Conventional medicine has come up with “synthetic” versions of our body’s hormones. They are not exact copies of what our bodies make. They have a different molecular structure. They are made in a lab from animal parts or urine. They act like our natural hormones in certain ways. Some have extra functions that our natural hormones do not have, and some lack functions our natural hormones do. Two examples of this are conjugated equine estrogen (brand name is Premarin) or Medroxyprogesterone (brand name is Provera).

“Bioidentical” hormones are also made in a lab from soy or yams, so technically they are synthetic as well. They get the label “bioidentical” because the end-product is an EXACT copy of what our bodies make. The molecular structure cannot be differentiated from what our bodies make if we were to look at them under a microscope. Since they are an exact replica, they have the same exact function as what our natural hormones have—nothing extra, nothing less. Examples of some bioidentical estrogen hormones are Estrace, Climara, Vivelle, Minivelle, and Estring. Bioidentical progesterone is prescribed as progesterone or micronized progesterone. All of these can be found at any commercial pharmacy, or can be compounded at a specialty pharmacy.

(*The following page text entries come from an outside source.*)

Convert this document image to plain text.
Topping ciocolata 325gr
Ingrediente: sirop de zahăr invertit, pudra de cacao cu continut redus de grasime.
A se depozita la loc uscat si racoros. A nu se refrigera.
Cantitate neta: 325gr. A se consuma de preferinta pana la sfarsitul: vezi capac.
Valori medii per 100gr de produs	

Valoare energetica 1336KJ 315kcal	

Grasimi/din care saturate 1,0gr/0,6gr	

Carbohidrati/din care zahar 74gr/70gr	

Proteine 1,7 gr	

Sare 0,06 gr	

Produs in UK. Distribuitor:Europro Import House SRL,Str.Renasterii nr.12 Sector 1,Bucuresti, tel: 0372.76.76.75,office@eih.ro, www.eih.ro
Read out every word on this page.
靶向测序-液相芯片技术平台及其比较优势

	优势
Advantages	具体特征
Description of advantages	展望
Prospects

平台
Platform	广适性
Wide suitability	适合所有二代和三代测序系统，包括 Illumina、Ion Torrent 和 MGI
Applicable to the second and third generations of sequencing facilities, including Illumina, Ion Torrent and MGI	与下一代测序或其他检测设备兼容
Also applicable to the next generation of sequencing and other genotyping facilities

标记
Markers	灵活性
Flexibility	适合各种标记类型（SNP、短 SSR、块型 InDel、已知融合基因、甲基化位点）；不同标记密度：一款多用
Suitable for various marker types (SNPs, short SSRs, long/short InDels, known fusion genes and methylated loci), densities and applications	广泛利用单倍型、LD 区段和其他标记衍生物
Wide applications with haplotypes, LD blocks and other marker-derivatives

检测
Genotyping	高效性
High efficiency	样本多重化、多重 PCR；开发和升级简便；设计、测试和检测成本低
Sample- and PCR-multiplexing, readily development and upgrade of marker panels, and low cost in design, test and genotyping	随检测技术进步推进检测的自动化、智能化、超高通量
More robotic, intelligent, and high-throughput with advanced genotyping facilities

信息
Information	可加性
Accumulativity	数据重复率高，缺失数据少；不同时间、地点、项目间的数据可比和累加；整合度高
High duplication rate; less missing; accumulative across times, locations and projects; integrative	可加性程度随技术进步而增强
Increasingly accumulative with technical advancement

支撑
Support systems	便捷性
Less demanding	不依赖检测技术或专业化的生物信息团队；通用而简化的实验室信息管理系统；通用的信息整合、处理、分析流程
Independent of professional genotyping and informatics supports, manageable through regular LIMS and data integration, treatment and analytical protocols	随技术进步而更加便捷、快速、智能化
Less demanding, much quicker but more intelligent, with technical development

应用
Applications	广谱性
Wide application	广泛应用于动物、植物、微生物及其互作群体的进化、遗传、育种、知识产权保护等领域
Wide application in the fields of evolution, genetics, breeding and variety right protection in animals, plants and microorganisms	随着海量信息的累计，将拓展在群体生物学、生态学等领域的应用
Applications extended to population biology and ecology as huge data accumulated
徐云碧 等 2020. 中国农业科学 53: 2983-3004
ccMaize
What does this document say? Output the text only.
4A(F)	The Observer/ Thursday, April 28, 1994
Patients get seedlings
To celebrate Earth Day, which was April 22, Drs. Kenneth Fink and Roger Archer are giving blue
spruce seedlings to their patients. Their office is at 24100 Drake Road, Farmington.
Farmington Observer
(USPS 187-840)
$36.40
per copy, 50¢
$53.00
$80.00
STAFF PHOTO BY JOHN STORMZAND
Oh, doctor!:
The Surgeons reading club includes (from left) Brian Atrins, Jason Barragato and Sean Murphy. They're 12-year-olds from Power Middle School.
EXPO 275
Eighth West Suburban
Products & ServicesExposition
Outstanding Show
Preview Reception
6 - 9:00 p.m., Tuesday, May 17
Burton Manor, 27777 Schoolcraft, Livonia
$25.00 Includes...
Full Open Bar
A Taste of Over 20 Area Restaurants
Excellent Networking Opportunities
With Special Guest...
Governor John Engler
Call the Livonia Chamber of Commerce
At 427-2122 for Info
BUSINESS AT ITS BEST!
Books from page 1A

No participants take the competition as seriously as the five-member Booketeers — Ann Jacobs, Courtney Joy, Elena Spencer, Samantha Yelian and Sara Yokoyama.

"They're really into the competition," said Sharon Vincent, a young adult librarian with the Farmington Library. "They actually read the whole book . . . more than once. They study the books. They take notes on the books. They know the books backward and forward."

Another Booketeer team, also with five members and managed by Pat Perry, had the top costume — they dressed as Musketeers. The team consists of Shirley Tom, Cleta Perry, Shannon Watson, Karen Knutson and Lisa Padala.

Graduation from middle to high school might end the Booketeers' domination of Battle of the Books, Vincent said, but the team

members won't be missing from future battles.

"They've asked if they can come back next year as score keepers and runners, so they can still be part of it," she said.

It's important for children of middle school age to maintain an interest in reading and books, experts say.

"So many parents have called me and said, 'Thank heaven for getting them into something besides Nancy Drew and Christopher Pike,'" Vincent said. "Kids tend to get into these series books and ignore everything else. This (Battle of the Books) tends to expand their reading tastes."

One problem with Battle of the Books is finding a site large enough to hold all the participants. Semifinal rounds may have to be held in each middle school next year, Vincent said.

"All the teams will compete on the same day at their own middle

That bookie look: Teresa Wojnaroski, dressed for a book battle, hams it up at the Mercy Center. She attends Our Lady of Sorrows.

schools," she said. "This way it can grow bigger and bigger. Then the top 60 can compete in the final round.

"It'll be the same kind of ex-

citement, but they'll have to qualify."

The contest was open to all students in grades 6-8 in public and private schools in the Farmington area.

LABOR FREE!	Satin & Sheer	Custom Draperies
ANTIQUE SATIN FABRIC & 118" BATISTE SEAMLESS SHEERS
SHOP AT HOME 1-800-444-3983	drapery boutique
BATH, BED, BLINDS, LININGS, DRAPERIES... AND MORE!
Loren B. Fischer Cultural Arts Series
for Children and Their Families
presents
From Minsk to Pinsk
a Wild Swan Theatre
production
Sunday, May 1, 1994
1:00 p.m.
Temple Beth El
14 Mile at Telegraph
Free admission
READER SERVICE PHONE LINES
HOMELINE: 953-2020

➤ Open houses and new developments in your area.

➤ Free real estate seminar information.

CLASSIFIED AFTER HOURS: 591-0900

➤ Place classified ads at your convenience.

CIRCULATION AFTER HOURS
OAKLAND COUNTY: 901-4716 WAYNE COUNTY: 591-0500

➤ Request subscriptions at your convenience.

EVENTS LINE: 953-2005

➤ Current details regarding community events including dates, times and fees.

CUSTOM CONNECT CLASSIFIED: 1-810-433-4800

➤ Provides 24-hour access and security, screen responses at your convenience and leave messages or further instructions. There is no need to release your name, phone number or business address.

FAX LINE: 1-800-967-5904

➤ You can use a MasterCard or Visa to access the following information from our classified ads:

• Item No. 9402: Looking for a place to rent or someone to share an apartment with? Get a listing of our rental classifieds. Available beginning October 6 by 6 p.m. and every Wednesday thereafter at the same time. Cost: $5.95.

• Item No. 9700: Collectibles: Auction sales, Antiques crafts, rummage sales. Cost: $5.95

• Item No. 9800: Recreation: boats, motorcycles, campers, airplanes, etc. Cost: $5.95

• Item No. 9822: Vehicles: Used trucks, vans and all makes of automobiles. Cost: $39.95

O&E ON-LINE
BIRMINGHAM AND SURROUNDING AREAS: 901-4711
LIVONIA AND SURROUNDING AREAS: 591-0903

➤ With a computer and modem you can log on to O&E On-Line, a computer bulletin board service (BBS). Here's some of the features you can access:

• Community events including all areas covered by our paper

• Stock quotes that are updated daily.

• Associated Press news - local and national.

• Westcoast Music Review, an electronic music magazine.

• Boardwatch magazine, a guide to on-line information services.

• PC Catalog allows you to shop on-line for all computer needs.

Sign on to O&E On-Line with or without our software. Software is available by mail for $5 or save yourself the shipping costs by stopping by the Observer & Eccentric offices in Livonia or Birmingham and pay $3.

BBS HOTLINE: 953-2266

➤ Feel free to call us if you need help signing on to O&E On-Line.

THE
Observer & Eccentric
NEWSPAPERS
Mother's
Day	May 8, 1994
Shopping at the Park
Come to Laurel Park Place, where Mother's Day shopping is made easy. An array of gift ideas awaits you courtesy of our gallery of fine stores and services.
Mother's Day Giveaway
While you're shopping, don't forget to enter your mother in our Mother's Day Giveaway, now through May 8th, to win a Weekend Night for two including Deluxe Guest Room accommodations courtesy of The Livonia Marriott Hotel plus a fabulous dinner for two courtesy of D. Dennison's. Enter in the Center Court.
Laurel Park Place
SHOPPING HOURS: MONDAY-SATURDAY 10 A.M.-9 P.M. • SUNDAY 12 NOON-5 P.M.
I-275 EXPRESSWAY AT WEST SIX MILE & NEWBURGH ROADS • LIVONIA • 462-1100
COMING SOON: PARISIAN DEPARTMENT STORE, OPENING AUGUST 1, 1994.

These differences between bioidentical and synthetic hormones are important because it confers different side effect and safety profiles. Many of the studies refer to when counseling patients on risks of hormone replacement therapy are studies that only include synthetic hormones. Unfortunately, these studies cannot (and should not) be applied to bioidentical hormones, since they are different compounds all together.

When the decision to start a patient on hormone replacement is being discussed, a patient must have a thorough medical history and family history reviewed by a provider who is well trained in hormone therapy. The risks of hormone therapy differ depending on type, dose, duration of use, route of administration, timing of initiation, and whether a progestogen is used. Treatment must be individualized using the best available evidence to maximize benefits and minimize risks based on each patient’s specific medical background. For example, if you have a history of a deep vein blood clotting disorder, personal history of breast cancer, a first degree relative (mom or sister) with breast cancer, ovarian or uterine cancer, or high blood pressure, you may not be a candidate for hormone therapy of any kind. If you are post-menopausal, it is also important for your provider to know how long it has been since you have gone through the menopausal transition.

Once you and your provider decide on a hormone treatment plan, it is very important to review this plan periodically to review the benefits and risks of continuing therapy. While the age of 65 years is often seen as the end-point for hormone therapy, ACOG and the North American Menopause Society do not necessarily recommend cessation of hormone replacement at that age.

The most important thing to remember when seeking out hormone replacement or optimization is to see a provider who is well versed in all types of hormone replacement and who is comfortable discussing the literature with you. Medicine is an ever-changing field of study and our knowledge is expanding rapidly. Your provider must be abreast of changes the field they specialize in so they can provide you with the best guidance that is tailored to your personal needs.


1. The 2012 hormone therapy position statement of: The North American Menopause Society. Menopause 2012;19:257-271.

2. The 2022 hormone therapy position statement of The North American Menopause Society. Menopause: The Journal of The North American Menopause Society Vol. 29, No. 7, pp. 767-794.